**OUTONO DE MIM** - PINTURA: Graça Fontis/PROSA: Manoel Ferreira Neto
Escrever...
As manhãs de outono são mais frescas. Quem sabe seja título interessante
"Outono de Mim". O amor incondicional é pelo inverno: vira-me pelo
avesso, sou pura sensibilidade. Sinto-me escrevendo, sinto aquela algazarra das
palavras na alma, aquele olharzinho de ciúme entre elas: "Eu que deveria
ser escrita primeiro. Não você", isto sem contar o fato de a iluminação
ser apenas coadjuvante, não sei dizer o que vai além da iluminação, sinto-a, as
idéias fluem leves; enquanto escrevo, assobio, canto. Alguma dimensão
trans-cendental de mim. Clarice Lispector disse que as palavras são a quarta
dimensão dela. Escrever no inverno é a minha quinta dimensão trans-cendental.
Assim que disse o titulo interessante seria "Outono de Mim"
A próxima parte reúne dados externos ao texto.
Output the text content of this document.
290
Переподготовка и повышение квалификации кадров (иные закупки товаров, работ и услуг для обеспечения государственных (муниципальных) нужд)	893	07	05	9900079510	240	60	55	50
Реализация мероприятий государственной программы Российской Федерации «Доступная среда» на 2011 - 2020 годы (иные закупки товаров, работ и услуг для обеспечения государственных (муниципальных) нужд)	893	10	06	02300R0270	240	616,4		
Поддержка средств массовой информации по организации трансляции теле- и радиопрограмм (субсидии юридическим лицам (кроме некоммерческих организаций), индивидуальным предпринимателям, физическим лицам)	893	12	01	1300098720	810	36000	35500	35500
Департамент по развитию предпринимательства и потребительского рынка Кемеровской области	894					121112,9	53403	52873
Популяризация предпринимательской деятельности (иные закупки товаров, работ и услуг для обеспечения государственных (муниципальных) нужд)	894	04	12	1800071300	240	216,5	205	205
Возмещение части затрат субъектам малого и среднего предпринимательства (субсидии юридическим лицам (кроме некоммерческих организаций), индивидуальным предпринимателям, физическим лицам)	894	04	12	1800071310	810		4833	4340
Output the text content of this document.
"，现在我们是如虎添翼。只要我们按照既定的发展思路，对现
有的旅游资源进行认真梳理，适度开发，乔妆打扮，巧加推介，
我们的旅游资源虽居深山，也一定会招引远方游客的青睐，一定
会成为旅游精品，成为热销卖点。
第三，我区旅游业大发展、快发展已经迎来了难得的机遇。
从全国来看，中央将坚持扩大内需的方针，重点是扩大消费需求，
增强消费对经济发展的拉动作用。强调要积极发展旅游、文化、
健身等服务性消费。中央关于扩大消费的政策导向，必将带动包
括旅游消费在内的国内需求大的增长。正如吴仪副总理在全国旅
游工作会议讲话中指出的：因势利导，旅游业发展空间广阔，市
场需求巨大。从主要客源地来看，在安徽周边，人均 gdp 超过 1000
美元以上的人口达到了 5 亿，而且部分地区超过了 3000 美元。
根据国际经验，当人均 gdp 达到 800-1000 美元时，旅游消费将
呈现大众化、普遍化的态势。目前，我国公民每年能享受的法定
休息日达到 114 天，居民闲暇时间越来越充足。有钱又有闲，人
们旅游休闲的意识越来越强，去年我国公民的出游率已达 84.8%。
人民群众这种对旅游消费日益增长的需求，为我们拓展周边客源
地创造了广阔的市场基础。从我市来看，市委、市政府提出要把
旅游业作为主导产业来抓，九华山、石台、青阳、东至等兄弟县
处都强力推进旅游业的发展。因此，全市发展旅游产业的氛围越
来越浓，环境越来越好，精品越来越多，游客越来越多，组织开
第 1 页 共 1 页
senti um arzinho de traição, trairia o inverno, ou melhor, o meu amor
incondicional por ele. Decidi, então, tecer breve consideração sobre como me
sinto escrevendo no inverno. A porta para entrar no "outono" seria
esta consideração.
O tiro saiu pela culatra. A manhã fresca de início de outono
esvaeceu-se, embora a frescura continue, fazendo-me sentir bem. Iria dizer da
frescura. Esvaeceu-se. Em verdade, em verdade, fiquei sem estações climáticas,
nem outono, nem inverno.
Deveria não ter considerado o amor incondicional pelo inverno, esquecido
disso de "traição", escrito o Outono de Mim. Ou deixado a
consideração sobre o inverno para o final, alfim o inverno vem depois do
outono.
Agora é con-viver com este sentimento de não ter escrito sobre a
frescura da manhã de outono, como estou a sentir-me. Fazer o quê se o inverno e
o outono esvaeceram-se em mim?
Que loucura é esta? Surgiu-se-me que no próximo outono, ano que vem,
portanto, estarei bem longe, noutras situações e circunstâncias, tudo isso será
passado.
Tive uma idéia - não sei se supimpa! Terminar este escrito, depois de
tomar um banho n´água fria. A água fria restabelece todas as energias
sensíveis, emocionais, sentimentais, psíquicas.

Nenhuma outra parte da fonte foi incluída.